Manifesto por uma tristeza empática. Por Mônica Daltro
Brasil, janeiro de 2021, 214.000 mortos.
Enquanto isso, milhares de pessoas seguem lotando praias, shoppings, festas, afirmando não estarem mais aguentando o confinamento, assistimos a morte avançar, sustentada pela cruel e incompetente ação governamental.
Curiosamente, uma morte que exige solidão até nos rituais funerários.
Testemunhamos os efeitos de uma cultura que deixou de investir no coletivo, guiada pelo feroz e destrutivo neoliberalismo, que ao longo da história pornificou o corpo e estimulou o individualismo, a competitividade a meritocracia, a desigualdade social. Dividindo o mundo entre vencedores e fracassados. Com isso, produziu o que o filosofo coreano Byung-Chul Han, chamou de um exército de deprimidos.
Freud, no texto denominado Mal-estar da civilização, nos ensina que para que a civilização exista é necessário a renúncia, há que se privar de algo para que o outro possa também existir, fora disso, nos resta a barbárie .

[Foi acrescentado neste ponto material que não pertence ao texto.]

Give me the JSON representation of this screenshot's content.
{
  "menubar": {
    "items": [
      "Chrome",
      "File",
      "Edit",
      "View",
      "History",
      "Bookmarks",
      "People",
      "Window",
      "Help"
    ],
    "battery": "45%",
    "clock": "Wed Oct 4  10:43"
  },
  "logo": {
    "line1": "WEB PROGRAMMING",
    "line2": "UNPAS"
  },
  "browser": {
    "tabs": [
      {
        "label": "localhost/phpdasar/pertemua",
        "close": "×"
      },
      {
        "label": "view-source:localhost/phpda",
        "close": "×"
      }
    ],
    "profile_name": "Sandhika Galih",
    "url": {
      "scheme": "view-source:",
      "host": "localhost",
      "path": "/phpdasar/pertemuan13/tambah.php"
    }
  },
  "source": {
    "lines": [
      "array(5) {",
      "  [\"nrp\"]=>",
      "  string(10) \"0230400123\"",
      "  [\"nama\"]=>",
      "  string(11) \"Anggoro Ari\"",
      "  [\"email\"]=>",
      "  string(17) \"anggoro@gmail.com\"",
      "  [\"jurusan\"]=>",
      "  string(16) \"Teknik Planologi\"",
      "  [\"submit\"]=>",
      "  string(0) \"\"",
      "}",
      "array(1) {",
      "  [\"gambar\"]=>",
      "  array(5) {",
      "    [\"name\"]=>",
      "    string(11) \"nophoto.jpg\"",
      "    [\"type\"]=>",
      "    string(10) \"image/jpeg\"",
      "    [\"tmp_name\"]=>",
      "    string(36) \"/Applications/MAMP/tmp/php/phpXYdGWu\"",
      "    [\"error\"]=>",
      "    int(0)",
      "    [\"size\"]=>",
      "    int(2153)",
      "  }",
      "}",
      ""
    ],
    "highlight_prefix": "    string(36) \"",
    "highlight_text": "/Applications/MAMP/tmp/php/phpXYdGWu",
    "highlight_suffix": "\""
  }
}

O que vemos na pandemia é a barbárie?
Já há muito anos estamos, enquanto sociedade nos aproximando dela. Temos legalizados campos de concentração, eles tem formatos diferentes dos nazista, mas com a mesma efetividade são favelas sem lei, presídios sem espaço, escolas públicas sem professores. Temos rios inundados por lama tóxica, pessoas assassinadas por serem pretas, por serem mulher ou pior , só por se sentirem mulher.
Onde estão os vencedores? O que isso significa?
Muitas pessoas não podem ficar em casa porque o Mercado não pode parar, a economia não aguenta… esse deverão ir ao sacrifício, como nas práticas de abete de animais, tão criticada pelos cristãos neopentecostais. Outros tantos apenas não aguentam a renuncia, se afirmam ansiosos, deprimido, incapazes de suportar as demandas do coletivo. Incapazes de usar máscaras, de deixar de ir a festas ou a um jogo de futebol, pelo outro, pela vida.
A mim parece estranho que alguém queira não ficar triste ou ansioso, quando a vida no coletivo e do coletivo se esvai. Sofro de uma tristeza empática, choro pelo ar que falta na Amazonia, no Pará, na porta do hospital, nos leitos do hospital. Entristeço e não temo a depressão por isso, me indigno, me sinto pronta para lutar. Luto.
Como alguém pode achar que não deveria estar ansioso?
Com não se sentir triste?
Porque em vez de indignação vemos crescer o uso de ansiolíticos e antidepressivo, que apenas docilizam seus corpos para que possam dar uma saidinha?
Eu luto entristecendo. Luto com o que tenho. No meu lugar de psicanalista, no meu lugar de professora, na minha possibilidade de escrita. Então resolvi escrever esse manifesto, clamar pela tristeza empática. Precisamos dela, precisamos renunciar ao nosso devorador narcisismo que desconsidera o lugar acolhedor do coletivo. A tristeza mata menos que a alegria medicalizada, é senhora, como nos ensinou o poeta.
Mônica Daltro é Psicanalista e Professora.